Neubau im Viehhof Neues Volkstheater kommt: Ein ambitionierter Zeitplan

So wird das neue Volkstheater aussehen. Foto: AZ

Der Münchner Stadtrat bringt das neue Volkstheater auf den Weg - im Januar werden die Entwürfe öffentlich ausgestellt.

München - Die Vollversammlung des Stadtrats hat mit großer Mehrheit dem Ergebnis des Vergabeverfahrens zum Neubau des Volkstheaters zugestimmt. Noch in diesem Jahr wird dem Unternehmen, der Firma Georg Reisch aus dem schwäbischen Bad Saulgau, der Auftrag erteilt.

Das Volkstheater ist derzeit in beengten Räumen in der Brienner Straße untergebracht, deren Mietvertrag ausläuft. Der Neubau wird im ehemaligen Schlachthofgelände von einem Generalunternehmer errichtet. Das schwäbische Unternehmen wird mit seinem Team aus Architekten und Fachplanern sämtliche Planungs- und Bauleistungen bis zur schlüsselfertigen und termintreuen Übergabe des Bauwerks im Sommer 2021 verantworten.

"Die beauftragte Firma trägt auch sämtliche kalkulierbaren Risiken, die mit dem Projekt einhergehen", heißt es aus dem Rathaus. Wenn es da nicht noch einige hübsche Überraschungen geben wird! Beim neuen Konzertsaal im finnischen Lahti hat ein vergleichbares Verfahren dem Bauunternehmer in die Pleite geführt.

Das Angebot von Georg Reisch habe nicht nur die Jury, sondern auch den Stadtrat überzeugt, so Oberbürgermeister Dienter Reiter. "Damit kann eines unserer ambitioniertesten Kulturbauprojekte rasch realisiert werden".
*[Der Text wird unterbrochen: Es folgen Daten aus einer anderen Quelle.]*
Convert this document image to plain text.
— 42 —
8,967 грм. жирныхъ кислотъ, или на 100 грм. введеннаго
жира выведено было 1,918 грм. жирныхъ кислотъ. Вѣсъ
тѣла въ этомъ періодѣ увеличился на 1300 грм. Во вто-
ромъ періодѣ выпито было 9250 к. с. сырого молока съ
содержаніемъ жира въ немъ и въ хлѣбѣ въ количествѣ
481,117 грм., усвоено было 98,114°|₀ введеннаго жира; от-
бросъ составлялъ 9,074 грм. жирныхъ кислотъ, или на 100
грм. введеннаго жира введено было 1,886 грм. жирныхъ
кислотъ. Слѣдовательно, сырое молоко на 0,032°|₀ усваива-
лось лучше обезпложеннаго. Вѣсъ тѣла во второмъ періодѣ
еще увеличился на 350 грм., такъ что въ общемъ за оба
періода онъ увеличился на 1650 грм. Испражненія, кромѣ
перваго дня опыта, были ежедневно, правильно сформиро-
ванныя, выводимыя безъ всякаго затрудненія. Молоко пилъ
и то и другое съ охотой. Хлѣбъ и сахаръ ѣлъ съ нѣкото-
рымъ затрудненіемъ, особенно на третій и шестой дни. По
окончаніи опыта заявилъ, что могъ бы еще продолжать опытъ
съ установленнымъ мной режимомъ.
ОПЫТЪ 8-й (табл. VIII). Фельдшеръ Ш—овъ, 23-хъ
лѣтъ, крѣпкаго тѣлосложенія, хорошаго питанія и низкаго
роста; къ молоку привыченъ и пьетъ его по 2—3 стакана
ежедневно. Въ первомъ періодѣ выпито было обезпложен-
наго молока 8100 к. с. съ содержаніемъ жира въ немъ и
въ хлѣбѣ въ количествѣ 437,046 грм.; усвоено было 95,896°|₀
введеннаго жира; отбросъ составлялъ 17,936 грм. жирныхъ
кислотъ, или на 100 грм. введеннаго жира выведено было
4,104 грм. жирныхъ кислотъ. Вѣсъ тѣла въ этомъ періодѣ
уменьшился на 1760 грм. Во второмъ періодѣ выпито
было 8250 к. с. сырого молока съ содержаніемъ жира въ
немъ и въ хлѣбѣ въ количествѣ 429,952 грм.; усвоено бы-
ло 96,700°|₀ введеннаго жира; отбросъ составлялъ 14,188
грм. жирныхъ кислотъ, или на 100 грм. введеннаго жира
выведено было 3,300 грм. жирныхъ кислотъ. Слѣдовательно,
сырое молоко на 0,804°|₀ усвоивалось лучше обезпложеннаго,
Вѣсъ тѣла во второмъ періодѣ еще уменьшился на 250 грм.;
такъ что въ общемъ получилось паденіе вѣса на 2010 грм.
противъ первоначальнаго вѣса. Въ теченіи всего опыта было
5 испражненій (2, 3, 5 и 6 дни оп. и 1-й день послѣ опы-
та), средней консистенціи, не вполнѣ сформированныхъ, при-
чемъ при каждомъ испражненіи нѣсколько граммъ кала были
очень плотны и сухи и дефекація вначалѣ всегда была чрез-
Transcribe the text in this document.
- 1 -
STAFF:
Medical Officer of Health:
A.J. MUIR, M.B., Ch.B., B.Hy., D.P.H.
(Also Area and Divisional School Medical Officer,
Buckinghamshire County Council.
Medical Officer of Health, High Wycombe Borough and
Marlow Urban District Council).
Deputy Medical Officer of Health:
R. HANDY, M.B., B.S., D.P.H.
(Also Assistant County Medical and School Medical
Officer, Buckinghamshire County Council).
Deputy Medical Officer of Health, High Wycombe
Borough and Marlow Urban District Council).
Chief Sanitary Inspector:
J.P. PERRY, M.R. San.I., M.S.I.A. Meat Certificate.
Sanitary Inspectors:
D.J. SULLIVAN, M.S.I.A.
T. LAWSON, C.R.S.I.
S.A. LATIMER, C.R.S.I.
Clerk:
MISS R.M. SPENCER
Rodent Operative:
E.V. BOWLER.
Im Dezember 2015 beschloss der Stadtrat die Realisierung des Projekts durch einen Generalübernehmer. Daraufhin erstellte das Baureferat das fast 1000 Seiten starke Raum- und Funktionsprogramm, das Kulturreferat entwickelte zusammen mit dem Münchner Volkstheater und dem Kommunalreferat das Nutzerbedarfsprogramm. Auf dieser Grundlage wurde das Baureferat im Juni 2016 beauftragt, ein mehrstufiges, EU-weites Vergabeverfahren durchzuführen; integriert war ein Wettbewerb um die beste städtebauliche, architektonische und technische Lösung.

Bilder des siegreichen Entwurfs hält die Stadt weiter unter Verschluss. Denn die erstplatzierte Lösung darf erst nach Ablauf einer im Verfahren vorgegebenen Frist veröffentlicht werden, in der ausgeschiedene Bewerber Einspruch erheben können. Da kann man nur hoffen, dass sich nicht wieder Stefan Braunfels unter den Bewerbern befand, der mit seiner Klage bereits den Neubaus des Konzertviertels im Werksviertel behindert hat.

Das Baureferat bereitet mit dem Kulturreferat und dem Volkstheater eine Ausstellung vor, die im Januar 2018 im Foyer an der Brienner Straße von Dieter Reiter eröffnet wird.